Strano points out that this is the first time an array of sensors with single-molecule specificity has ever been demonstrated. He and his colleagues derived mathematically that such an array can distinguish “near field” molecular generation from that which takes place far from the sensor surface. “Arrays of this type have the ability to distinguish, for example, if single molecules are coming from an enzyme located on the cell surface, or from deep within the cell,” says Strano.

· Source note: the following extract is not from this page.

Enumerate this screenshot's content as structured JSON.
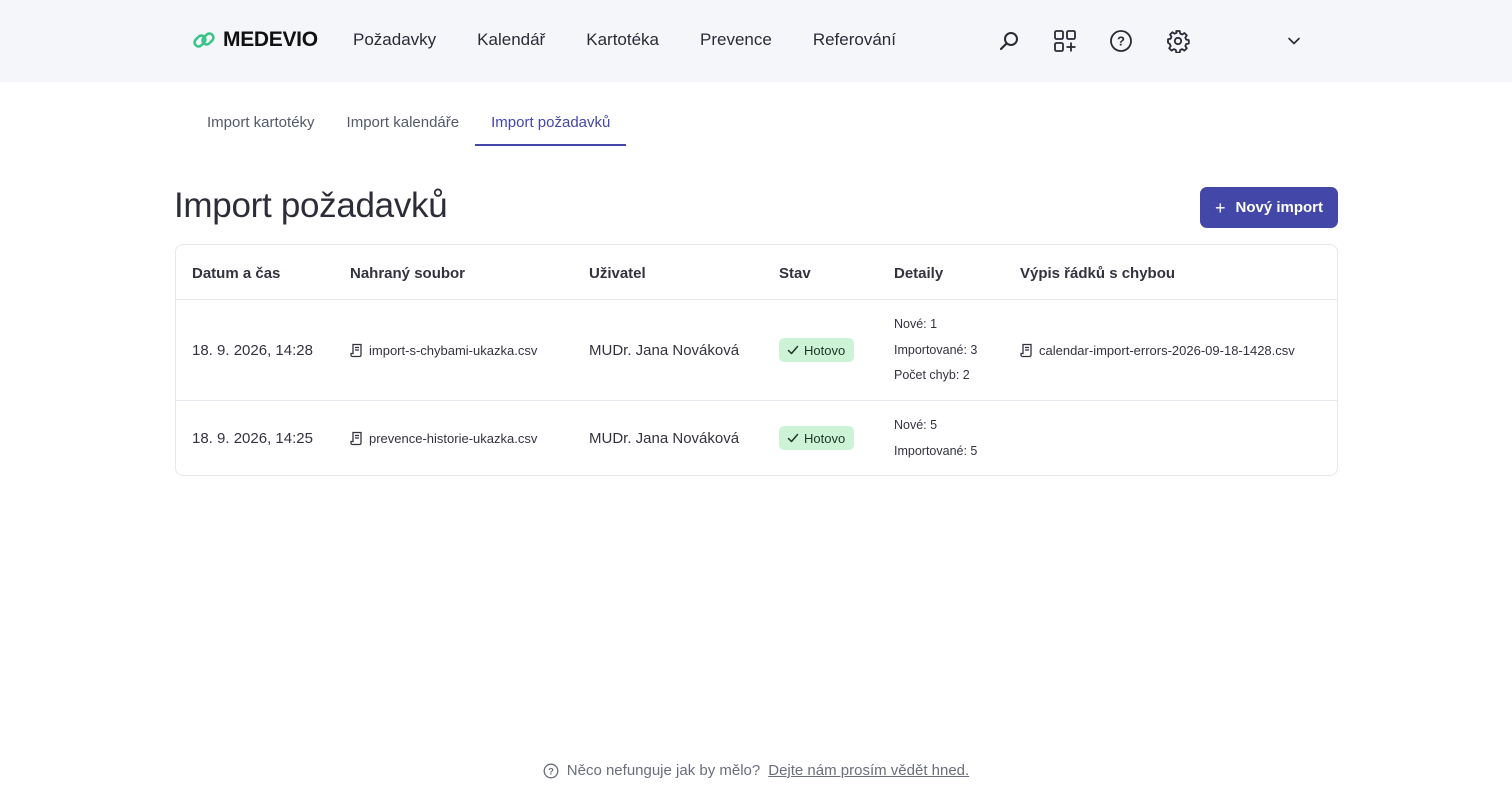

Strano’s team is also working on carbon nanotube sensors for other molecules. The team has already successfully tested sensors for nitric oxide and ATP (the molecule that carries energy within a cell). “The list of biomolecules that we can now detect very specifically and selectively is growing rapidly,” says Strano, who also points out that the ability to detect and count single molecules sets carbon nanotubes apart from many other nanosensor platforms.

[Source: EurekAlert]

At the moment, the single molecule sensor array is more of a laboratory tool. It will be useful in pursuing the role of hydrogen peroxide in cell growth, of course; but if the approach is easily manufactured, and adaptable to other molecules – then this will become part of the ever increasing range of sensor technology.